The Oceans of Story

I took a break from Song of Fire and Ice with a lighthearted children’s book by Salman Rushdie:
Haroun and the Sea of Stories.
Many may recall Rushdie as the writer with a price on his head for The Satanic Verses. Here the subject matter is a bit less heavy.

Haroun reminded me of a cross between Life of Pi and something by Roald Dhal (such as James and the Giant Peach, or Willy Wonka). In a carefree, youthful style, we meet Haroun, the son of a storyteller (The Shah of Blah) who loses the ability to tell stories. Haroun must recover his father’s gift.

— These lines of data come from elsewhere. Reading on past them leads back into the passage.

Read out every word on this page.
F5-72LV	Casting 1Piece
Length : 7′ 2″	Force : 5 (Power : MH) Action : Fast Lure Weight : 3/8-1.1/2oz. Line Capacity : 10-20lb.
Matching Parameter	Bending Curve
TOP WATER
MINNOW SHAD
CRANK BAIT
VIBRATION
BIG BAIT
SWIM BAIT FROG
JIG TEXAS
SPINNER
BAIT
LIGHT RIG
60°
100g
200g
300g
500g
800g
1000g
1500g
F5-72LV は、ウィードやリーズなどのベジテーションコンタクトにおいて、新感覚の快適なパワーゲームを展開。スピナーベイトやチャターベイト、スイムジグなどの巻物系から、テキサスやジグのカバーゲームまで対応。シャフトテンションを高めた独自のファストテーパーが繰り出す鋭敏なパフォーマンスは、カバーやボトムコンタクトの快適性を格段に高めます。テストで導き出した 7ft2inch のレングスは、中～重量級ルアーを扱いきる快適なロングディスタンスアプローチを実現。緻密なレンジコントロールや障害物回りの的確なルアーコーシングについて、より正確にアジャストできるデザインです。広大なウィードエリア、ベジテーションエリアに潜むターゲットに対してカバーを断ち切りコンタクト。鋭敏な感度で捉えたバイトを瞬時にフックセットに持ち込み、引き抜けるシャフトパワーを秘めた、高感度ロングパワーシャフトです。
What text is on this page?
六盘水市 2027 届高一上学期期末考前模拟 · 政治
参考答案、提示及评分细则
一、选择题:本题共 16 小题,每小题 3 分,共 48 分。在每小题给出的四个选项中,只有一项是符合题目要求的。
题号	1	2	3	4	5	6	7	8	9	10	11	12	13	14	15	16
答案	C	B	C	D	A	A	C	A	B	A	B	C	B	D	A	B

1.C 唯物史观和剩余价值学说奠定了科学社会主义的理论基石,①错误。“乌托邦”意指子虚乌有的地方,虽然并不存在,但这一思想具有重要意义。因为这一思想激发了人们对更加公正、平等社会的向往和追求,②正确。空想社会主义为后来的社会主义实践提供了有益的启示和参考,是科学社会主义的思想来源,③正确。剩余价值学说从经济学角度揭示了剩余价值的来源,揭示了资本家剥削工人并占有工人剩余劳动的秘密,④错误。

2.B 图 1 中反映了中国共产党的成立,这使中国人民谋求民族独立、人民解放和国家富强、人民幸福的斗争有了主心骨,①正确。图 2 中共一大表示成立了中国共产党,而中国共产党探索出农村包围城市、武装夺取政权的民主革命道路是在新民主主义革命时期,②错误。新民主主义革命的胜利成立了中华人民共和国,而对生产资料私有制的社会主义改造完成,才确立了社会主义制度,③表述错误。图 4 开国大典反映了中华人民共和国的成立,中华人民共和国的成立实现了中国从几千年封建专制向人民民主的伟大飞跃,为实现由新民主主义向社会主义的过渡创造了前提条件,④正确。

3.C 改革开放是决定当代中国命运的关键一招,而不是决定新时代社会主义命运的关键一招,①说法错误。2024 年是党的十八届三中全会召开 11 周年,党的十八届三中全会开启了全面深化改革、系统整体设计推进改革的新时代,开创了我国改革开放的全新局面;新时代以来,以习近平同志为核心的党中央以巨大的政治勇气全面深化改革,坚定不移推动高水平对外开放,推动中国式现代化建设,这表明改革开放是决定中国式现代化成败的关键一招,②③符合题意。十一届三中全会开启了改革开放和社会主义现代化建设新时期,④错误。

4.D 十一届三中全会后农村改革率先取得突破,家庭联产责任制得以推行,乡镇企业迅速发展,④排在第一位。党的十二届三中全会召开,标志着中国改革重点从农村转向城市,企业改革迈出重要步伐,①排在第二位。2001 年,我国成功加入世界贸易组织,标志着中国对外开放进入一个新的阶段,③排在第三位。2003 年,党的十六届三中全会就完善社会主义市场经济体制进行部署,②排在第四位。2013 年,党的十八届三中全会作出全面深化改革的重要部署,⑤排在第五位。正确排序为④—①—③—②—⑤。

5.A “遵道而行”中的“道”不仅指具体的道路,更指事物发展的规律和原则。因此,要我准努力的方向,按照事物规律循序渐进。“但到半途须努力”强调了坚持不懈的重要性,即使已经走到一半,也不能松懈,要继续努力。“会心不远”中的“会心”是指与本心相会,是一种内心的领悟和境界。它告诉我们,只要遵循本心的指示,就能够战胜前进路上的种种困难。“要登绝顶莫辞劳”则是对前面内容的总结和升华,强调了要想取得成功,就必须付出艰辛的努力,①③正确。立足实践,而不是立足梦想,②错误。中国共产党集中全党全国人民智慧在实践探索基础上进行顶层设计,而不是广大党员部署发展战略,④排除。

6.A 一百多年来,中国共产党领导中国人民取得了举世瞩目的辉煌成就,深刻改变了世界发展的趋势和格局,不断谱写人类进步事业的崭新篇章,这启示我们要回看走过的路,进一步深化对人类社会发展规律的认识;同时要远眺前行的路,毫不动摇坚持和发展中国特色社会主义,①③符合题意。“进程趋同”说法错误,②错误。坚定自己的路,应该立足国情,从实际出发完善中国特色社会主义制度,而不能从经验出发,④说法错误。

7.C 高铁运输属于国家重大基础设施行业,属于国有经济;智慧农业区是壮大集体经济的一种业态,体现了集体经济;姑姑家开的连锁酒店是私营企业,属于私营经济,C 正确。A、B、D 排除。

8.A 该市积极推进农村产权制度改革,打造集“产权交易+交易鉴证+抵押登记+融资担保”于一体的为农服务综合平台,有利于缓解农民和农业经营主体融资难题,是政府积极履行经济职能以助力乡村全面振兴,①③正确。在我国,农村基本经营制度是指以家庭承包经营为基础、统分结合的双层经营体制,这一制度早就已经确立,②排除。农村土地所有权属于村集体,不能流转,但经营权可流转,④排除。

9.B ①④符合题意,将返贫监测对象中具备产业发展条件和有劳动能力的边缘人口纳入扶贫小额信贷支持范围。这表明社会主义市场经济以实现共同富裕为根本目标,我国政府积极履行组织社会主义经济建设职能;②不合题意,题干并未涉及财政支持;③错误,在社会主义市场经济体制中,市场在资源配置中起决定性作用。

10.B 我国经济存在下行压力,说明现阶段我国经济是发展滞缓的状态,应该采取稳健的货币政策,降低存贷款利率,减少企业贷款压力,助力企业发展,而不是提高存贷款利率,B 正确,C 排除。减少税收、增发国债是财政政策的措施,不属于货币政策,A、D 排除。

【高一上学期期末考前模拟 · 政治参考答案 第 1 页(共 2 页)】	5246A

Throughout, there is an abundance of clever puns and witty situations.

The format is reminiscent of The Wizard of Oz – where we are introduced to some problems in the real world, then whisked away to a fantasy land where the magical representations of these problems battle it out.

Instead of a lion, scarecrow and tin man, we meet Butt the Hoopoe, Iff the Water Genie, floating gardeners and plentimaw fishes from the land of Gup. There’s even a guy named I.M.D Walrus, leader of the Eggheads (the infidel pays homage to Beatles!).

At the center of Haroun, however, is a remarkable exploration of stories. What is their source? Why are stories important? There is a global appeal for tales such as these, even ones cloaked in child-like wonder. Fun read – thanks Sis.